It was a town hall, certainly, but without the sense of chaos, the hint of danger, that we've come to associate with the words "town hall" in recent weeks. No gun-toting patriots, no dark portents of tyranny. No energy, in fact, at least not at the start of things. It was a blazing July morning, a Saturday, and several hundred people were clustered around tables in a subterranean conference room at USC. They were talking about overthrowing the government, and trying to stay awake. It was taking awhile for the coffee to kick in.
But then everyone forgot about the coffee. At the podium, a speaker began throwing this group of wonkish would-be revolutionaries a few choice bits of rhetorical red meat.

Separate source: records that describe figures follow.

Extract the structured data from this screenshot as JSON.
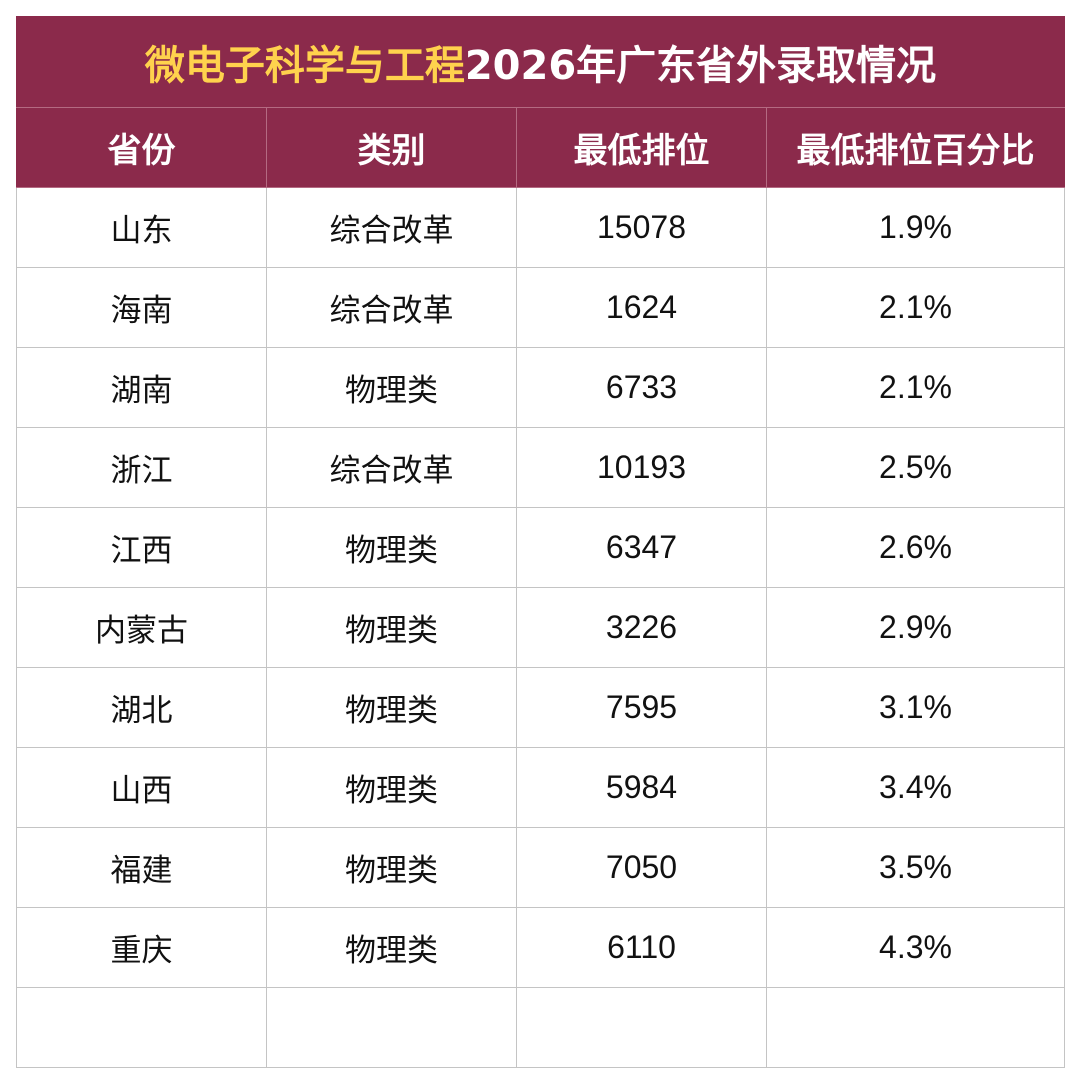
{
  "table": {
    "title_highlight": "微电子科学与工程",
    "title_rest": "2026年广东省外录取情况",
    "headers": [
      "省份",
      "类别",
      "最低排位",
      "最低排位百分比"
    ],
    "rows": [
      {
        "province": "山东",
        "category": "综合改革",
        "min_rank": "15078",
        "min_rank_pct": "1.9%"
      },
      {
        "province": "海南",
        "category": "综合改革",
        "min_rank": "1624",
        "min_rank_pct": "2.1%"
      },
      {
        "province": "湖南",
        "category": "物理类",
        "min_rank": "6733",
        "min_rank_pct": "2.1%"
      },
      {
        "province": "浙江",
        "category": "综合改革",
        "min_rank": "10193",
        "min_rank_pct": "2.5%"
      },
      {
        "province": "江西",
        "category": "物理类",
        "min_rank": "6347",
        "min_rank_pct": "2.6%"
      },
      {
        "province": "内蒙古",
        "category": "物理类",
        "min_rank": "3226",
        "min_rank_pct": "2.9%"
      },
      {
        "province": "湖北",
        "category": "物理类",
        "min_rank": "7595",
        "min_rank_pct": "3.1%"
      },
      {
        "province": "山西",
        "category": "物理类",
        "min_rank": "5984",
        "min_rank_pct": "3.4%"
      },
      {
        "province": "福建",
        "category": "物理类",
        "min_rank": "7050",
        "min_rank_pct": "3.5%"
      },
      {
        "province": "重庆",
        "category": "物理类",
        "min_rank": "6110",
        "min_rank_pct": "4.3%"
      }
    ]
  }
}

"A small group of extremists can hold the government hostage," he said. Wild applause. "I've always believed that term limits are a function of demagoguery." Cheers. "Proposition 13 has been a sacred cow. But you know, it's time to look at Proposition 13." It brought the house down, in a gentle sort of way.

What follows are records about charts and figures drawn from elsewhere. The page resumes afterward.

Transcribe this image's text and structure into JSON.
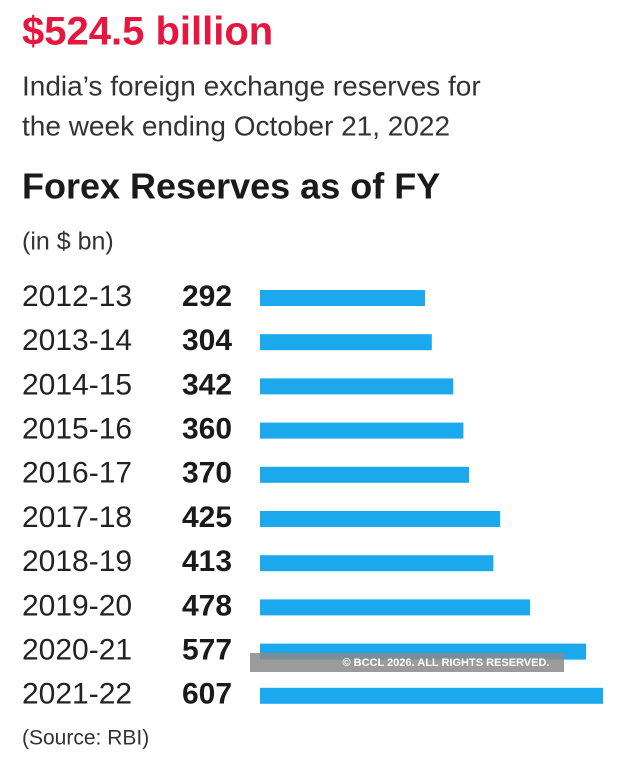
{
  "headline": "$524.5 billion",
  "subtitle": [
    "India’s foreign exchange reserves for",
    "the week ending October 21, 2022"
  ],
  "chart_data": {
    "type": "bar",
    "orientation": "horizontal",
    "title": "Forex Reserves as of FY",
    "unit": "(in $ bn)",
    "categories": [
      "2012-13",
      "2013-14",
      "2014-15",
      "2015-16",
      "2016-17",
      "2017-18",
      "2018-19",
      "2019-20",
      "2020-21",
      "2021-22"
    ],
    "values": [
      292,
      304,
      342,
      360,
      370,
      425,
      413,
      478,
      577,
      607
    ],
    "color": "#1ba8ec",
    "source": "(Source: RBI)"
  },
  "watermark": "© BCCL 2026. ALL RIGHTS RESERVED."
}
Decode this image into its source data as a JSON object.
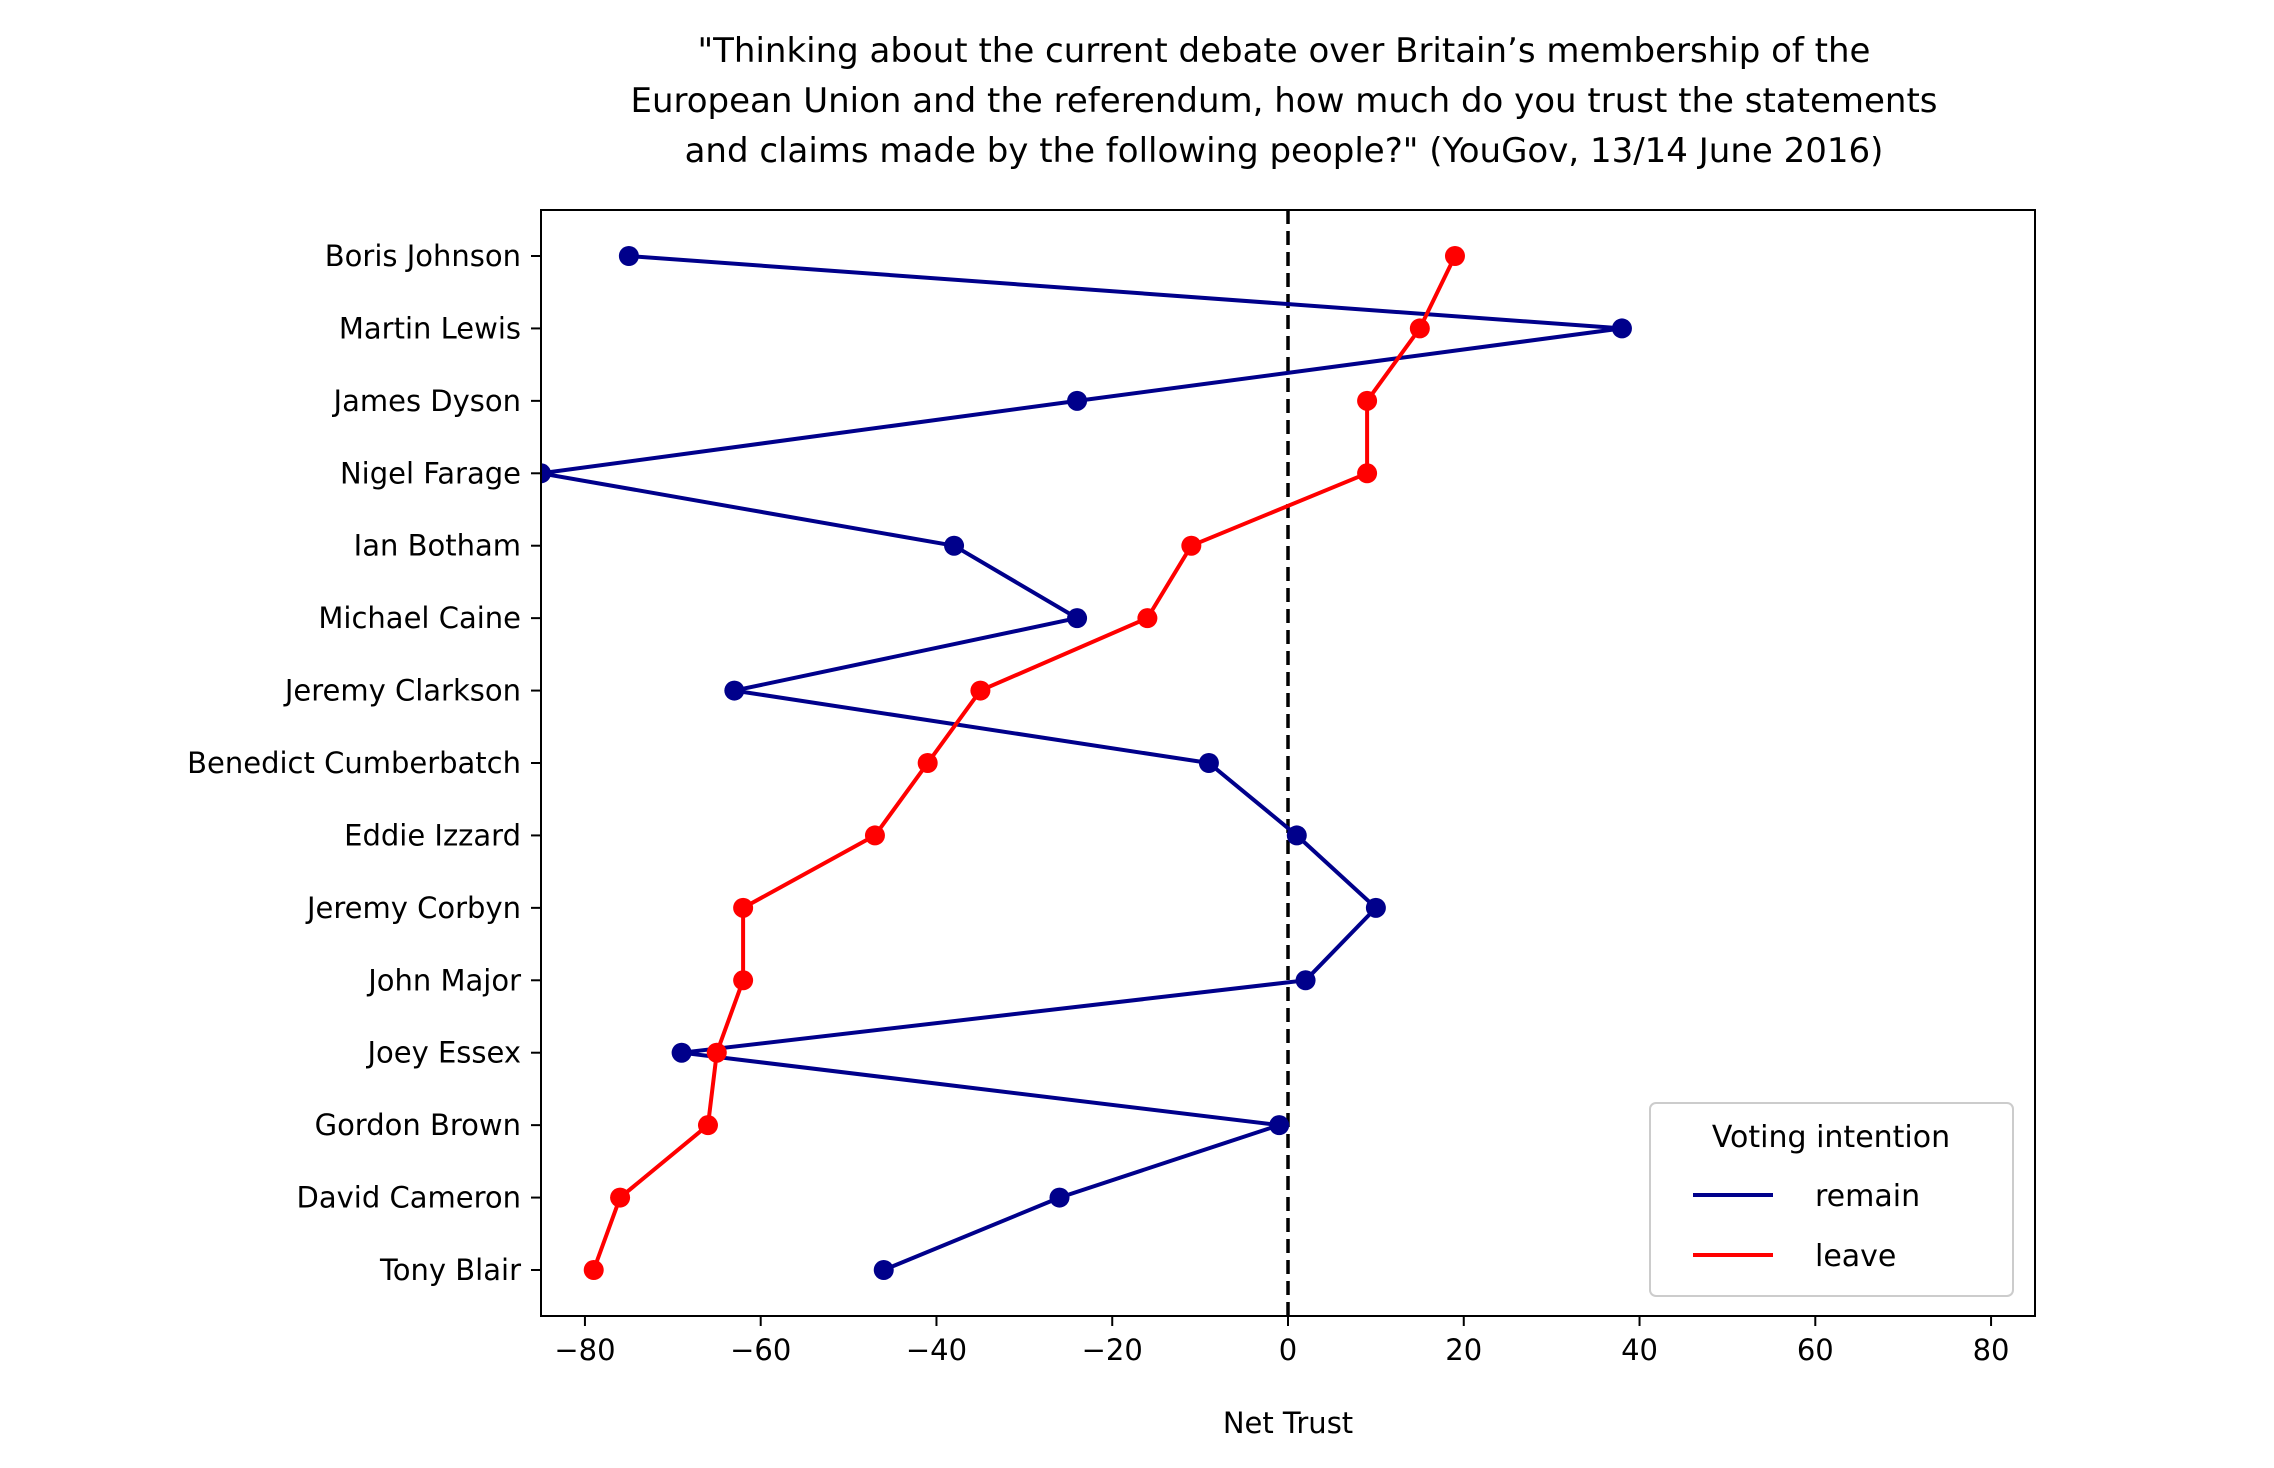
{
  "chart_data": {
    "type": "line",
    "title_lines": [
      "\"Thinking about the current debate over Britain’s membership of the",
      "European Union and the referendum, how much do you trust the statements",
      "and claims made by the following people?\" (YouGov, 13/14 June 2016)"
    ],
    "xlabel": "Net Trust",
    "ylabel": "",
    "xlim": [
      -85,
      85
    ],
    "xticks": [
      -80,
      -60,
      -40,
      -20,
      0,
      20,
      40,
      60,
      80
    ],
    "xtick_labels": [
      "−80",
      "−60",
      "−40",
      "−20",
      "0",
      "20",
      "40",
      "60",
      "80"
    ],
    "categories": [
      "Boris Johnson",
      "Martin Lewis",
      "James Dyson",
      "Nigel Farage",
      "Ian Botham",
      "Michael Caine",
      "Jeremy Clarkson",
      "Benedict Cumberbatch",
      "Eddie Izzard",
      "Jeremy Corbyn",
      "John Major",
      "Joey Essex",
      "Gordon Brown",
      "David Cameron",
      "Tony Blair"
    ],
    "series": [
      {
        "name": "remain",
        "color": "#00008b",
        "values": [
          -75,
          38,
          -24,
          -85,
          -38,
          -24,
          -63,
          -9,
          1,
          10,
          2,
          -69,
          -1,
          -26,
          -46
        ]
      },
      {
        "name": "leave",
        "color": "#ff0000",
        "values": [
          19,
          15,
          9,
          9,
          -11,
          -16,
          -35,
          -41,
          -47,
          -62,
          -62,
          -65,
          -66,
          -76,
          -79
        ]
      }
    ],
    "reference_line": {
      "x": 0,
      "style": "dashed",
      "color": "#000000"
    },
    "legend": {
      "title": "Voting intention",
      "placement": "lower-right"
    },
    "grid": false
  }
}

The speaker was Los Angeles Mayor Antonio Villaraigosa, but it could have been almost any featured guest at any of the town halls conducted across the state by Repair California, the coalition of groups building support for a citizens' convention to scrap and replace the state's Constitution. In this forum, and one the previous night in Santa Monica and at earlier meetings in the Bay Area, most in the crowd were on the same page about what ails California and what has to go: the two-thirds supermajority to adopt a budget, the same supermajority to pass a tax, term limits, rampant special-interest ballot initiatives, Proposition 13, Proposition 8 -- and if you haven't guessed the rest, simply pore over several years' worth of Los Angeles Times editorials. This page has long espoused the reform agenda championed by good-government groups and just-left-of-center editorialists and reformers.

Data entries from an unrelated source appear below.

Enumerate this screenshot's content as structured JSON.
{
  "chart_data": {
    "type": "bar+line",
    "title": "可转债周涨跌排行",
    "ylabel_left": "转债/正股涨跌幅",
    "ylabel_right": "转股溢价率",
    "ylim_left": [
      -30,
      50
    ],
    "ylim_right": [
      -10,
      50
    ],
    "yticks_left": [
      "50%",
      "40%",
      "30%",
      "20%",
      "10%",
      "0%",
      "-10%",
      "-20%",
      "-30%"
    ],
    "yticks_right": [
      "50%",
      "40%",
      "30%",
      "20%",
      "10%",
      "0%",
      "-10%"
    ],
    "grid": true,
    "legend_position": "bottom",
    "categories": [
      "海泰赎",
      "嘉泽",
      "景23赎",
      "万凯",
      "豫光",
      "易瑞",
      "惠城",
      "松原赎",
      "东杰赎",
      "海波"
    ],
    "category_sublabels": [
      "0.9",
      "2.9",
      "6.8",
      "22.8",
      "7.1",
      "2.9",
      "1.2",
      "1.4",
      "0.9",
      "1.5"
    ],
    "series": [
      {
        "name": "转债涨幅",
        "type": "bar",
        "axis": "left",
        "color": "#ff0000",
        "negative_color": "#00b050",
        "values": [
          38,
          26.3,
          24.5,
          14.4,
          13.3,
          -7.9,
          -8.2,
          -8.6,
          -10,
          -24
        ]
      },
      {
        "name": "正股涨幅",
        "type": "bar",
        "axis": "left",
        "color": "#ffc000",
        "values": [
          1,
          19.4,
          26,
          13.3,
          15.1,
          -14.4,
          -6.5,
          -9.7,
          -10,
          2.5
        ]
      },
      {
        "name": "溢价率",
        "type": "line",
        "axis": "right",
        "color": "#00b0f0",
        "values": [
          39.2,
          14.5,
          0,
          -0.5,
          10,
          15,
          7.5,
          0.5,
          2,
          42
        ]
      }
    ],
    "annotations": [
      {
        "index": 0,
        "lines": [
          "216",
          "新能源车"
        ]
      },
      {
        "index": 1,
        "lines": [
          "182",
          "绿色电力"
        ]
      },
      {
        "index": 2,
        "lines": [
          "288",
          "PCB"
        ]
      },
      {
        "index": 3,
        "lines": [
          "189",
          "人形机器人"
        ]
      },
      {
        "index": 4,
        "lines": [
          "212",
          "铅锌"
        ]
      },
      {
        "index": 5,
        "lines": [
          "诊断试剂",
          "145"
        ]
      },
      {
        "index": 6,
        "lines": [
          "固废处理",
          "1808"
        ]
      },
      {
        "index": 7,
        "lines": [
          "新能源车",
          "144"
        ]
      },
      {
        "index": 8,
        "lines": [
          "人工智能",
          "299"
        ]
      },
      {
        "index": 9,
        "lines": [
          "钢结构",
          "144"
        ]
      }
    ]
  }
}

But that spotlights an important, although repairable, flaw in the movement for a convention. People who get excited enough about the minutiae of government to come to meetings and swap ideas are, or so far have been, somewhat self-selecting. They know what's wrong: California's entire anti-government voter revolt of the last 30 years. No matter how vociferously they agree with one another, though, they haven't been able to change the minds of the majority of high-propensity voters who, polling shows, are quite happy with ballot-measure decisions that have enshrined profound skepticism of state government and structural impediments to taxes. If individual challenges to voter-revolt initiatives keep failing, the true believers are hoping that a constitutional convention could wipe them away with one fell swoop.